Etoposide Side Effects
Now in the grand scheme of things, these side effects weren’t too bad. For awhile there I was sweating a whole lot and turning a lot in bed. I just couldn’t get comfortable and every time I’d wipe my forehead, more sweat would instantly appear. This went on for a bit before it started to subside and that’s when I felt the rumbly in my tumbly. I’ve felt nasueous on chemo before so that wasn’t anything new. You just hold on and try to think of other things. I also find that if I snack on graham crackers or other items that helps. But this rumbly was on a whole different level and added a brand new side effect for me.
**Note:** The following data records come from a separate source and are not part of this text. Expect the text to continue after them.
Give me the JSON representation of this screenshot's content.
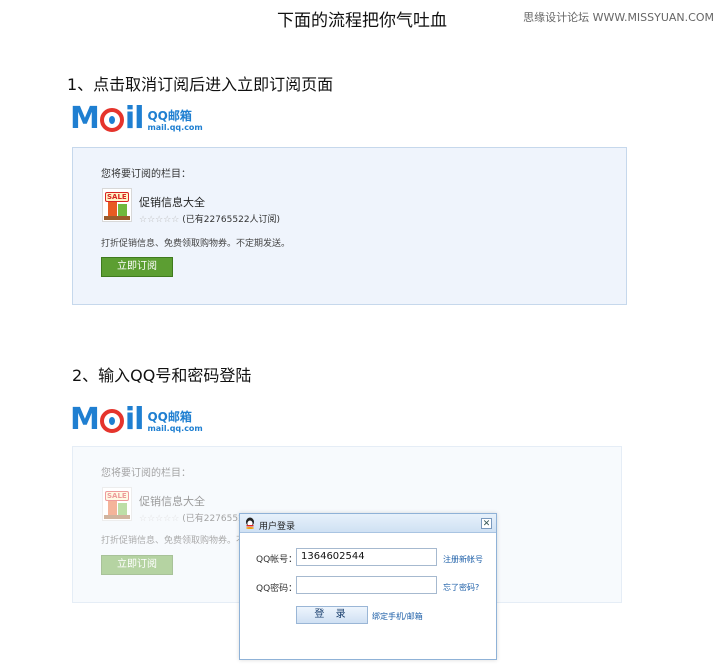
{
  "page_title": "下面的流程把你气吐血",
  "watermark": "思缘设计论坛 WWW.MISSYUAN.COM",
  "steps": [
    {
      "label": "1、点击取消订阅后进入立即订阅页面"
    },
    {
      "label": "2、输入QQ号和密码登陆"
    }
  ],
  "logo": {
    "qq": "QQ邮箱",
    "domain": "mail.qq.com"
  },
  "subscribe_panel": {
    "heading": "您将要订阅的栏目：",
    "icon_tag": "SALE",
    "item_name": "促销信息大全",
    "stars": "☆☆☆☆☆",
    "subscriber_count": "(已有22765522人订阅)",
    "description": "打折促销信息、免费领取购物券。不定期发送。",
    "subscribe_button": "立即订阅"
  },
  "faded_panel": {
    "subscriber_count_partial": "(已有22765522"
  },
  "login_dialog": {
    "title": "用户登录",
    "close_symbol": "✕",
    "account_label": "QQ帐号：",
    "account_value": "1364602544",
    "register_link": "注册新帐号",
    "password_label": "QQ密码：",
    "password_value": "",
    "forgot_link": "忘了密码?",
    "login_button": "登 录",
    "bind_link": "绑定手机/邮箱"
  },
  "colors": {
    "logo_blue": "#1f7fd1",
    "logo_red": "#e5342c",
    "subscribe_green": "#5c9e32",
    "panel_bg": "#eff4fc",
    "link_blue": "#1d5fa8"
  }
}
As the kids would say, I pooked. I was actually trying to pee in the plastic urinal when it all went down, or came up, so to speak. I did a quick look a the toilet, which had a blue cover over it since I am getting chemo. Nope, not gonna make that. Then I looked down at the trash can that was already full of trash. Nope, to much chance for blow back. So I went with the 3rd option which was the sink. And then proceeded to fill the sync pretty full with what was definitely my dinner. I puked 3 more times that night. Nothing too debilitating, but nothing to fun either. So far today I’m feeling somewhat nauseous but not pukey, so that’s good.
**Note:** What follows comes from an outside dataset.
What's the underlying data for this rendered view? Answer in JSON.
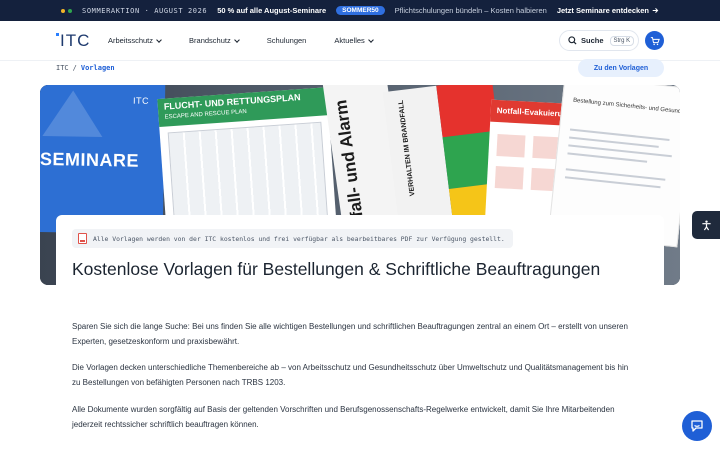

Aside from the puking that started day -6 and the nausea that has lingered, day -6 hasn’t been too bad. Day -5 will be another rest day, because in the words of my nurse “when you get a dose of chemo that big, you need 2 days of rest.” On Day -4 we will start the total body irradiation. I’m sure I’ll have more fun experience to share from that. Until then, I hope you all enjoy your Day -5 and make the most of it!
A Duck Dynasty Prayer
Well we’re off to a good start. Or at least as good of a start as can be expected. I know darker days are coming, but I also know no matter how dark those days get, your light can overcome them. I am never in total darkness with you God. Let me see your light and hold on to that glimpse of you. As I toss and turn in my bed, let me realize it’s just for the moment. And that your light will overtake the darkness. Thank you for all the support we have. All the gifts, all the well wishes, all the notes/texts of encouragement. I thank you for it all. As I battle these next days, weeks and months I know you are by my side. Thank you for another day.